Les Carnets d’ailleurs de Marco & Paula #138: Sur le départ et sur le retour…
30 Novembre – projet clos, loyer échu, les nomades prennent la poudre d’escampette, ce qui s’avère laborieux.
Vendredi, 18 heures – nous devrions avoir terminé de faire nos malles et valises, mais nous sommes toujours en train de les peser pour s’assurer qu’elles restent en dessous des fatidiques 23 kilos aériens, et nous en sommes à faire le tri dans les tas épars sur le carreau. C’est intriguant: nous sommes arrivés à Abidjan avec cinq malles et quatre valises, nous n’avons rien acheté qui prenne de la place, et pourtant, il doit bien y avoir une demie valise de trop répandue sur le sol. Au moins, cela explique que nos bagages ne soient toujours pas prêts; il faut peser le pour et le contre, ce à quoi j’applique une règle simple: si je n’y ai pas touché depuis un an, je laisse. Sinon, je réfléchis un peu plus.
Et bien évidemment, nous jurons, comme dans la fable, que l’on ne nous y prendra plus. La prochaine fois….
Issaka, notre cuisinier/homme à tout faire bi-hebdomadaire est venu en début d’après-midi et nous regarde maintenant avec un air légèrement désapprobateur, puis il se met à nous expliquer doctement que si nous avions commencé à faire nos valises trois jours à l’avance, nous n’en serions pas là. Je suis ruisselant de sueur sur notre champ de bataille, et je commence à le trouver légèrement impertinent. Il ne peut savoir que Paula et moi souffrons d’un cas sérieux d’aversion à l’empaquetage, qui semble s’aggraver avec les déménagements.
Issaka n’est pas venu simplement nous complimenter sur notre capacité à susciter le chaos, il est venu aussi garder un oeil sur son « héritage », toutes ces choses que nous laissons derrière nous, ou pourrions laisser: le ventilateur (c’était prévu), quelques draps (c’était une possibilité), le fer à repasser (ça n’était pas dans les plans, puisque nous l’avions apporté avec nous de Kinshasa et pensions qu’il retrouverait sa place dans les malles), et toute une variété d’objets dignes d’un inventaire à la Prévert. Issaka se fait du souci car il ne voudrait pas que les gardiens de l’immeuble mettent la main sur son butin avant qu’il revienne nettoyer l’appartement. Nos départs d’Afrique ont parfois des airs de curée…
Tout cela se termine par un départ un peu précipité vers l’aéroport. Plus ou moins comme d’habitude…
Samedi matin, 9 heures – nous atterrissons à Istanbul, avec tous nos bagages, un air un peu hagard, et la tête dans des souvenirs lointains.
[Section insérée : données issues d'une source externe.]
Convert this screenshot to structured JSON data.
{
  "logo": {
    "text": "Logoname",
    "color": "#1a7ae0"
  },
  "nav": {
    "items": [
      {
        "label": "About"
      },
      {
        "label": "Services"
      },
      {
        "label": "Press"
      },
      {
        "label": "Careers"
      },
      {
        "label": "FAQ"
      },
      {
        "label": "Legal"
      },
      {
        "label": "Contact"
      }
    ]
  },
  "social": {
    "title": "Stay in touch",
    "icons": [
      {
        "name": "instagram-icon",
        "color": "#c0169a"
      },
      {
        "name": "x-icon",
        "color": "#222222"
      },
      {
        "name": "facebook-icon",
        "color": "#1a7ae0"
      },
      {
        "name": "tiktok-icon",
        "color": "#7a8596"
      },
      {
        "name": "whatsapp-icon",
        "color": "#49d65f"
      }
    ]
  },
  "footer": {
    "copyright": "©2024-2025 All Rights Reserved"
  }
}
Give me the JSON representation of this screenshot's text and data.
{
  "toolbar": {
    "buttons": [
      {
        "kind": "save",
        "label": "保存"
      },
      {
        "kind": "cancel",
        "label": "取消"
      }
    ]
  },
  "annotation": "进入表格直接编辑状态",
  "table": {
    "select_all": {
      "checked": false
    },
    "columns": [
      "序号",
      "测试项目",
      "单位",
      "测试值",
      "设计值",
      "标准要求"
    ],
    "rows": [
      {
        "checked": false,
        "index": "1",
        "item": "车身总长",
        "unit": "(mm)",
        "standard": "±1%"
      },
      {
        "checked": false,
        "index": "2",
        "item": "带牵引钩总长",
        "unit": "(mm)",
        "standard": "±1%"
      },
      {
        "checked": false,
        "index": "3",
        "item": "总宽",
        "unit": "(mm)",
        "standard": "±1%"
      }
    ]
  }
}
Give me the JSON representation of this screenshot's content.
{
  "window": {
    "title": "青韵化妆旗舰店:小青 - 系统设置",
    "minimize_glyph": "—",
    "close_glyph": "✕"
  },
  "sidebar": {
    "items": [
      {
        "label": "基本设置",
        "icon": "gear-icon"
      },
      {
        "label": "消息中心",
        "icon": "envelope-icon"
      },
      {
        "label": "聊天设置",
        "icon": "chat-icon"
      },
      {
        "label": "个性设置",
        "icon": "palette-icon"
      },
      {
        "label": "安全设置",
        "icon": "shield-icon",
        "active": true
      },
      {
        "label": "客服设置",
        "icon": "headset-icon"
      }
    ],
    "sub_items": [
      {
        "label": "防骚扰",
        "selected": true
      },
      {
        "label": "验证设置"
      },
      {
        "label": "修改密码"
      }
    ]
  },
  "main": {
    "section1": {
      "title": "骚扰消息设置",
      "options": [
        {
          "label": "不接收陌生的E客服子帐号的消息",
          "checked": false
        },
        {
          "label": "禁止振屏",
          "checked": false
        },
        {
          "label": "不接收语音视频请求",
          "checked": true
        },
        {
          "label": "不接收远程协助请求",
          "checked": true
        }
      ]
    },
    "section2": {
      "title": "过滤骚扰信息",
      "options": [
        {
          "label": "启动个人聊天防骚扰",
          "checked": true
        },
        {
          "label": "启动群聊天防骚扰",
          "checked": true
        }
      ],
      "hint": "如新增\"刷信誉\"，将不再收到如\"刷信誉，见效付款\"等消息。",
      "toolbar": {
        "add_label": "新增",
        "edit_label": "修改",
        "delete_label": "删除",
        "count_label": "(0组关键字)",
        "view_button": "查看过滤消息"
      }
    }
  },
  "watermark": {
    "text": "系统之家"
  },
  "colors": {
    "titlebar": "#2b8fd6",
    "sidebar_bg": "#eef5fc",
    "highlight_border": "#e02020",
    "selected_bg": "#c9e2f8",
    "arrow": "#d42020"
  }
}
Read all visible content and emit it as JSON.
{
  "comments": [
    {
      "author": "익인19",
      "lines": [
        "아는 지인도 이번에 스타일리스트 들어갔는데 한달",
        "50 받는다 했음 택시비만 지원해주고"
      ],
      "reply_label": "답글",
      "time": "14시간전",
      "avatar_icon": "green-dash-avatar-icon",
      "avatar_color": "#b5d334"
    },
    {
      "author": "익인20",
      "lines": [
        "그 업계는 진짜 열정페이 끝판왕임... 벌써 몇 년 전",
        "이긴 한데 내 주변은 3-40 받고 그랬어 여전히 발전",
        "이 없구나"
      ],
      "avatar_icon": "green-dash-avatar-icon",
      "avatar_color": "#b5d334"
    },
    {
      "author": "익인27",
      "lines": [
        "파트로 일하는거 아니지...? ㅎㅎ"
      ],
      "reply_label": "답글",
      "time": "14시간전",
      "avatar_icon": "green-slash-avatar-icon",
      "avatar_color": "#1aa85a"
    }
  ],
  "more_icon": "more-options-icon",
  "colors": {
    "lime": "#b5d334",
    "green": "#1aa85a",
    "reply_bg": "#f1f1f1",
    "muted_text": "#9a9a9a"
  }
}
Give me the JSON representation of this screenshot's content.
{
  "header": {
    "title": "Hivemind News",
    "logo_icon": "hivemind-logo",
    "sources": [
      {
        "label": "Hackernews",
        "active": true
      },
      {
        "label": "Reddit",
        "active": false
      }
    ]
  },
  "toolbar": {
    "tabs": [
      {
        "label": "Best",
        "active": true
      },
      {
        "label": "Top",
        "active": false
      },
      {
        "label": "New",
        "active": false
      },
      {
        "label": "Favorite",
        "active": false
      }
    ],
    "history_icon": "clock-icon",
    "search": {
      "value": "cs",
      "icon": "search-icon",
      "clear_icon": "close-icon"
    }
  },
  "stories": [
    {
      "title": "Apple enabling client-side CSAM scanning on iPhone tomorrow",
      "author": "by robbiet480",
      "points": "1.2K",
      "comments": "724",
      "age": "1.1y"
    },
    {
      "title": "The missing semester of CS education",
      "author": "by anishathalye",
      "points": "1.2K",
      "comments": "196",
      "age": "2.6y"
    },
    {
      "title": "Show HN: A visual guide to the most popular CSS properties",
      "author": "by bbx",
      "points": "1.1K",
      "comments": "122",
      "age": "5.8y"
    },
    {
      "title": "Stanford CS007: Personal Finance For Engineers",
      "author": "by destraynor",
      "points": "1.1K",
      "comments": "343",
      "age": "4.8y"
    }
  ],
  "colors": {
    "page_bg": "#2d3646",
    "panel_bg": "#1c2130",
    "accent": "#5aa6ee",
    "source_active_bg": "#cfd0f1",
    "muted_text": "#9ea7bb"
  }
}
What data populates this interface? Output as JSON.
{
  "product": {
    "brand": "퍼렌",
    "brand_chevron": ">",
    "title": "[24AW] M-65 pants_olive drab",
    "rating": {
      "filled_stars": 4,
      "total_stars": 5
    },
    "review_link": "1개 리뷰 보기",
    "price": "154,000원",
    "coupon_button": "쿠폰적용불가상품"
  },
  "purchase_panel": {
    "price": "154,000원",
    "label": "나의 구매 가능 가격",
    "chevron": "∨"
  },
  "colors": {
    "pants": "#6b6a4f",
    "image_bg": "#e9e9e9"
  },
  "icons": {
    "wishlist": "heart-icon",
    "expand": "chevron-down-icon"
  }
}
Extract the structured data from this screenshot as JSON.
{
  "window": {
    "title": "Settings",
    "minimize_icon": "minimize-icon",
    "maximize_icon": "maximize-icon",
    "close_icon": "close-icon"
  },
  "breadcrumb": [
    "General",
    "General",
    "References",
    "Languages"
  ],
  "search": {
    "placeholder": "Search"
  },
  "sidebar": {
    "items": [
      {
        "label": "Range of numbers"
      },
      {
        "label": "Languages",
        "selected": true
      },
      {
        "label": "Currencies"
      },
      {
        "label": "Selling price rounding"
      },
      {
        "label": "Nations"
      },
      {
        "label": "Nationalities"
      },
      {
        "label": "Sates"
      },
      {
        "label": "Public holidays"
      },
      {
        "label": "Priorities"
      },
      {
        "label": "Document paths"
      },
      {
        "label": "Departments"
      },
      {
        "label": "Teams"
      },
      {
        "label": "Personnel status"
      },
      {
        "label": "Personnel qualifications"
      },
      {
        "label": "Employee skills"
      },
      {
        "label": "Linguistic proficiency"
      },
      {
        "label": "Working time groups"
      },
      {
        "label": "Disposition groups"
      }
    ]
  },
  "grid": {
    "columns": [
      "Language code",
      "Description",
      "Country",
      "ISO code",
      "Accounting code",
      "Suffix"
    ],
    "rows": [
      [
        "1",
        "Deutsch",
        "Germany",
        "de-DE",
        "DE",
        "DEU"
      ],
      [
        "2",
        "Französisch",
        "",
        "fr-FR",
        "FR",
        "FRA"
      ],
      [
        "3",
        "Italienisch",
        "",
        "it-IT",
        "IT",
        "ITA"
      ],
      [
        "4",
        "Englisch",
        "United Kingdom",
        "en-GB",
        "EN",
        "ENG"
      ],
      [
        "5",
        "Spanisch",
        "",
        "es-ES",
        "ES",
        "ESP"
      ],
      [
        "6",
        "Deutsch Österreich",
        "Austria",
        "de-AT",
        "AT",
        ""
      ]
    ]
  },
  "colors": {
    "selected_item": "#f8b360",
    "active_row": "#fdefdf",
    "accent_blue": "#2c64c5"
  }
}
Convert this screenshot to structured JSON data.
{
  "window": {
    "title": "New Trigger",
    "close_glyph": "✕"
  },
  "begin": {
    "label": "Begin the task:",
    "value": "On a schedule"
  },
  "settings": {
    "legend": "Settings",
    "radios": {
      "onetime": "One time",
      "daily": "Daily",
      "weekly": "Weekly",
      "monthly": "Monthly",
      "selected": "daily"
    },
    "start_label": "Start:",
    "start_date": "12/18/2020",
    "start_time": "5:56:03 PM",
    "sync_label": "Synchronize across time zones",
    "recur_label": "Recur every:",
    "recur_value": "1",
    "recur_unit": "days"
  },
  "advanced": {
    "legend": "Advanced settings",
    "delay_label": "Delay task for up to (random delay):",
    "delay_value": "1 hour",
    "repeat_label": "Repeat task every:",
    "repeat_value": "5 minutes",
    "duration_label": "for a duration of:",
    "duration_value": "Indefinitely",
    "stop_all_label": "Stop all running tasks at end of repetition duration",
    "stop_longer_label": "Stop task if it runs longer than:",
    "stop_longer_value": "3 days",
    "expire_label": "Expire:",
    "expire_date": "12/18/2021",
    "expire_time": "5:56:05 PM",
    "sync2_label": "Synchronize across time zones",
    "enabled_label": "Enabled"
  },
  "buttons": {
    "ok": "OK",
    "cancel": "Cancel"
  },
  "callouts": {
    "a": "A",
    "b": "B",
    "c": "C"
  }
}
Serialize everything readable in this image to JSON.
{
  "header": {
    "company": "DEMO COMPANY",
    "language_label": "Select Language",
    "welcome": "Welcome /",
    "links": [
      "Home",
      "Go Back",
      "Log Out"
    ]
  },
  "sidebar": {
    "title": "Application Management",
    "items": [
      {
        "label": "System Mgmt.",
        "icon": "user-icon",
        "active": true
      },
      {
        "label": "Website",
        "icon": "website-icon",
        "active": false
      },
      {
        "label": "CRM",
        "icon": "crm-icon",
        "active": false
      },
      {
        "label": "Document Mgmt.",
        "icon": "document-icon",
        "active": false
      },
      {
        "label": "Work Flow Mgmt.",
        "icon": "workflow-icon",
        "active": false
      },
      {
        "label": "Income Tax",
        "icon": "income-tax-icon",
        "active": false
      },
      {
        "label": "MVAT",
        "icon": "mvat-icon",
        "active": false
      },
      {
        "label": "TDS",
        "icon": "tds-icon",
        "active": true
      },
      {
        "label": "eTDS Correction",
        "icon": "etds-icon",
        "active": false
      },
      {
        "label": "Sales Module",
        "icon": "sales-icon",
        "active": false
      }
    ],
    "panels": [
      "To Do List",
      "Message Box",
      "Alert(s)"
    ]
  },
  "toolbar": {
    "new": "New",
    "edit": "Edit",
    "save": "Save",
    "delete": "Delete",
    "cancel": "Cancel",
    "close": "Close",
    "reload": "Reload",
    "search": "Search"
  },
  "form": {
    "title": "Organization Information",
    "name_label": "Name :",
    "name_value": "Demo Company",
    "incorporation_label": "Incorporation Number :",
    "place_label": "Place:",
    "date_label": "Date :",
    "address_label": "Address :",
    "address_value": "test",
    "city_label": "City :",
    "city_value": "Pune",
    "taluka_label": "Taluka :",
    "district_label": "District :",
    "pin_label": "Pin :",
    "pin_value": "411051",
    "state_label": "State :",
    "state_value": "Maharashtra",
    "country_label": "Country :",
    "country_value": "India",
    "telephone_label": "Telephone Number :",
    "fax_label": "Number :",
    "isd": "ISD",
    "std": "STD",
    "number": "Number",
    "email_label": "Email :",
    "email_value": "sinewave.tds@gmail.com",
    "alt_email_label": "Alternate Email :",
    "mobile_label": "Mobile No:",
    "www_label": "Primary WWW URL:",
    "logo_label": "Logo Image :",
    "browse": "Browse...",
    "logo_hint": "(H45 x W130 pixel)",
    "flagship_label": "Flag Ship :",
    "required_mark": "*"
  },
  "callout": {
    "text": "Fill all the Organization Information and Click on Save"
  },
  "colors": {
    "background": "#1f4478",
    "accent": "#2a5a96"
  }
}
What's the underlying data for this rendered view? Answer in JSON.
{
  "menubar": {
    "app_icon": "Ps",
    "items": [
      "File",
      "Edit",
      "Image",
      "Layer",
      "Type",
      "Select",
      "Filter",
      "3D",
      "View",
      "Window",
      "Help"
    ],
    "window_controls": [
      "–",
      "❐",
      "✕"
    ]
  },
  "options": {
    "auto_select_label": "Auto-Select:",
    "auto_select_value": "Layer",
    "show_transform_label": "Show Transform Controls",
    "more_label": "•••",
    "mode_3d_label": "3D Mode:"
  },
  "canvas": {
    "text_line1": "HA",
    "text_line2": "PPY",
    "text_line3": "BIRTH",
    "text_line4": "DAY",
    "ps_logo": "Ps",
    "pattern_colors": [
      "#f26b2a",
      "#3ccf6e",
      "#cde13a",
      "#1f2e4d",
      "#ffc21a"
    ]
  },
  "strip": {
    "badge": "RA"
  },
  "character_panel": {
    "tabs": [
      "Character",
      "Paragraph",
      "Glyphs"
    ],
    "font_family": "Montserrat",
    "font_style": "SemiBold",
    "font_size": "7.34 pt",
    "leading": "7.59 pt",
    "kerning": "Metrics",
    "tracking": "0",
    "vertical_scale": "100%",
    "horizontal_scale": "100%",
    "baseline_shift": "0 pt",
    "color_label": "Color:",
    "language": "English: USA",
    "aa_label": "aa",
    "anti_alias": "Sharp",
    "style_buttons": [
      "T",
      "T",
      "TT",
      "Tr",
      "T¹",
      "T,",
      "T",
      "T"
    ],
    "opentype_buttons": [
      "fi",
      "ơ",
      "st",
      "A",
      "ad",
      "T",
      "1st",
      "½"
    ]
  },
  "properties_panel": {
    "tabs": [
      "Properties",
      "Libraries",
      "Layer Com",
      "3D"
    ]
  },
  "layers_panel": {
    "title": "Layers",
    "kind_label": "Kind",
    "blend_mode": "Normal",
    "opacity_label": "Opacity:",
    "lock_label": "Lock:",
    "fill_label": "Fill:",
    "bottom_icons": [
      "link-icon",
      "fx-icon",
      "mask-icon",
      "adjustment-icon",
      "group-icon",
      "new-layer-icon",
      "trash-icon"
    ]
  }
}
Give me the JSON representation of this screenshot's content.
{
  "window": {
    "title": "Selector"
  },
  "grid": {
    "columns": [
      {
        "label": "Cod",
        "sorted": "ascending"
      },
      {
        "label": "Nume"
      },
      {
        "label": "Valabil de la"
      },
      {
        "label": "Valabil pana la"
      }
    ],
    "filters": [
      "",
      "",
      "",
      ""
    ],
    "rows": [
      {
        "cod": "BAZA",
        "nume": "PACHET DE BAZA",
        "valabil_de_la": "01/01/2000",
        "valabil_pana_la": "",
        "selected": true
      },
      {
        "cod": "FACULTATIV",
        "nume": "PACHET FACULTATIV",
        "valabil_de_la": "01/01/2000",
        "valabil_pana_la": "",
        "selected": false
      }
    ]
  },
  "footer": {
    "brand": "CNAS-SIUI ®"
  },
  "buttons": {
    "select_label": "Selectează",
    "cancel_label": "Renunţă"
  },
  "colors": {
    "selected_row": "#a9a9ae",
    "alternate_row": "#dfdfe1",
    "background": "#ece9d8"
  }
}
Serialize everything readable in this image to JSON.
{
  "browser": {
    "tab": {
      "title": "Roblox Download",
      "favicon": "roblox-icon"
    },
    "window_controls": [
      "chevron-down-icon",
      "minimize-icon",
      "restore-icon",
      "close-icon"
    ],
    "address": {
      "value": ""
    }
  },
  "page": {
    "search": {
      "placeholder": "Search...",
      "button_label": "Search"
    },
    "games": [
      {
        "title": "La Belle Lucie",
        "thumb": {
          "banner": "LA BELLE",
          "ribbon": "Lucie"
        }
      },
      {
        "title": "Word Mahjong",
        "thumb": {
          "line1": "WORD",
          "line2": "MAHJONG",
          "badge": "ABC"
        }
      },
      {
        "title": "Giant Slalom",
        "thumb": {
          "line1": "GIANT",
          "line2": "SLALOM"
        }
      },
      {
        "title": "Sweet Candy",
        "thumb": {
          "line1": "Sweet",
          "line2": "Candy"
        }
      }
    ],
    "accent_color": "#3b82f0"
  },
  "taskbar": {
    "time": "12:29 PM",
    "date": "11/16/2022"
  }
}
Il y a un peu plus de quarante ans je débarquai à l’aéroport d’Ankara, dans le cadre d’un programme d’échange d’étudiants. Ce premier voyage hors d’Europe fut la prémisse d’une vie nomade que je ne devinais évidemment pas, même si après deux mois passés en Turquie, je ne voulais plus partir. Mon ami Demir dût presque me pousser dans l’avion du retour.
Je ne m’imaginais alors pas qu’il faudrait aussi longtemps pour revenir à ce point de départ, même si j’ai passé des années à songer que, l’age de raison venu, j’irais m’installer dans un petit village au sud, sur la côte Adriatique. Un rêve inspiré par de brèves vacances là-bas, et par le livre de Lawrence Durrell, “Bitter Lemons”, sur les trois années qu’il passa dans un village de Corfou avec le projet de revenir à la littérature.
Demir nous attend, mais ce n’est pas encore le moment de poser les malles. Nous venons passer une semaine à Istanbul, principalement parce que j’ai une forte envie de retrouver cet ami de fort longue date, ce qui, quand on mène une vie nomade, peut prendre une ou deux décennies. Et j’ai fini par comprendre qu’avec le temps qui passe, les opportunités de se revoir se réduisent comme des peaux de sagrin – cette expression du xvième siècle, d’origine turque, s’est transformée en « peau de chagrin »; le sagri est la peau de la croupe des ânes utilisée pour faire des tambours – les tambours qui battent le rappel de nos années?